Slater and Armitage are just two of a mounting number of cybersecurity experts who, in the wake of increased cyber threats due to COVID, are stepping in to educate the public. Others have volunteered their services by providing threat data to the health sector or hunting down malware developed to take advantage of the pandemic.

Leading up to the Cyber School’s launch on March 30, the program had already enrolled thousands, and had three pending requests from schools in the U.K. to enroll their entire student bodies.

Back In Session

This is hardly the U.K.’s first stint with cybersecurity education. Last year, national law enforcement introduced a program that would give teenagers involved in illegal hacking the opportunity to join ethical hacking groups and receive career mentoring.

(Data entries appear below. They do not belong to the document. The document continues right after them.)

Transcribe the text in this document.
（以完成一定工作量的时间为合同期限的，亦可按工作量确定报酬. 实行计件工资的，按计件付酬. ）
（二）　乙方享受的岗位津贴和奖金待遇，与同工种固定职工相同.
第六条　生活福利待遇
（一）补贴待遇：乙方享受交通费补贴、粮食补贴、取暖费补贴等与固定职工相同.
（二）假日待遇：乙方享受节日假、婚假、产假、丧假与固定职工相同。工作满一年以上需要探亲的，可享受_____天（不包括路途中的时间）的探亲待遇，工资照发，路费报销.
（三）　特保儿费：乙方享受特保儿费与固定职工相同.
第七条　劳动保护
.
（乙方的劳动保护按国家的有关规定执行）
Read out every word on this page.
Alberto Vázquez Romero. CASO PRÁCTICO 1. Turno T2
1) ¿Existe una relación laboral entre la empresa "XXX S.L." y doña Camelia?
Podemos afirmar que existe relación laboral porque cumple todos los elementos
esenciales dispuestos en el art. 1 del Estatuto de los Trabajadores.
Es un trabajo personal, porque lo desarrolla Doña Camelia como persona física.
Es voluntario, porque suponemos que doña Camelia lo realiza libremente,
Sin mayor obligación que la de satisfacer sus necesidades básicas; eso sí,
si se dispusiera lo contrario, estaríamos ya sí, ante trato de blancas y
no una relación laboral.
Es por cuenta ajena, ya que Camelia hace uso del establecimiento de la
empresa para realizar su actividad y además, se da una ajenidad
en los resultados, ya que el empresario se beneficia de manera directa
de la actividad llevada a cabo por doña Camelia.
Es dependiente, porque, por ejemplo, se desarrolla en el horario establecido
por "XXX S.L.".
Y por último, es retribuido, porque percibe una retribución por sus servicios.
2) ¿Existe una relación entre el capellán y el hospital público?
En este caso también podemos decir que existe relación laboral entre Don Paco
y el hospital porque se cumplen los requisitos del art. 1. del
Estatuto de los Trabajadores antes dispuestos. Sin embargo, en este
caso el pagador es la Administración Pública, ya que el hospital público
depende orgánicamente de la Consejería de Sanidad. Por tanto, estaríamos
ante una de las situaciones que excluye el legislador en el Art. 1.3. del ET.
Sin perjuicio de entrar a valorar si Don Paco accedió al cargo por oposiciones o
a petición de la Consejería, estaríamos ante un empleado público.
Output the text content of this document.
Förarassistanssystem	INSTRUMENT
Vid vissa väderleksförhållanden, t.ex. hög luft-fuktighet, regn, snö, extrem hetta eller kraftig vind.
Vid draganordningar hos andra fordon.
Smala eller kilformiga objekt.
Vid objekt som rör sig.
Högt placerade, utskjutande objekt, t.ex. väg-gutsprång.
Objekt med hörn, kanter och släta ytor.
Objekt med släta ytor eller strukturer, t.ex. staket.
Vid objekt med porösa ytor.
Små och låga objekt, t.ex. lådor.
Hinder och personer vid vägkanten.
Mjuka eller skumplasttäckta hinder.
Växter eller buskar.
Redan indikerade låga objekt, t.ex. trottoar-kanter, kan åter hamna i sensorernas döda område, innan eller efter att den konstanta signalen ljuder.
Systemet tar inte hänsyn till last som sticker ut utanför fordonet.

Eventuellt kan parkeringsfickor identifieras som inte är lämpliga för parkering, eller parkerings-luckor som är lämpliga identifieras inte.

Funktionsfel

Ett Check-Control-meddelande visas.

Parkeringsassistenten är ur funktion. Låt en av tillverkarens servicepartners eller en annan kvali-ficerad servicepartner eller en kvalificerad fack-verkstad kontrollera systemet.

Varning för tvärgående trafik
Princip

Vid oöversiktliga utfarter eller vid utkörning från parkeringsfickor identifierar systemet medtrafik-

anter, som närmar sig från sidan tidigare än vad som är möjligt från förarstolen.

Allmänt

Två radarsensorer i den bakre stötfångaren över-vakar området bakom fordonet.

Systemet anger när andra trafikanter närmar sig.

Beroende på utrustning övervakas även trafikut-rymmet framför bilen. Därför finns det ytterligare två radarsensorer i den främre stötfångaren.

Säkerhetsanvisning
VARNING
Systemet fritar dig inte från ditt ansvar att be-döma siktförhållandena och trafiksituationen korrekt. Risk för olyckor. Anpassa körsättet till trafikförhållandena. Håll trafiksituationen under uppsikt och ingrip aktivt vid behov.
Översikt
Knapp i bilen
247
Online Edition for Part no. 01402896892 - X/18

Now, the U.K. government has given the Cyber School permission to offer its classes globally, including lab activities through EC-Council designed to provide hands-on learning about offensive and defensive cybersecurity. These activities could incorporate red-teaming, blue-teaming, and network defense.

On a more personal level, the Cyber School aims to engage kids who may be feeling weary of homeschool content, and provide a bit of reprieve for parents feeling fatigued by their heightened responsibilities at home. The parents are also welcome to follow along and learn about cybersecurity, Armitage said.

The school’s varied programs make use of gamification tactics, working in badges, leadership boards, and other forms of external motivation for participating students. Slater and Armitage want to combine engaging mechanics with genuine, analytical perspectives on cybersecurity.

With a troubling lag on education for subjects that aren’t considered part of a “standard” curriculum—typically anything outside of math, science, English, social studies, and a foreign language—the school’s founders hope their efforts will bolster any shortages in global cybersecurity talent once the world starts to return to normal.

The Education Connection

Slater and Armitage’s program is one of the most recent developments in cybersecurity education, now more vital than ever in a heightened risk environment. As the industry evolves to address the uncertain landscape of remote work and cyber threats, now is the time to ensure that your organization is ready to rebound.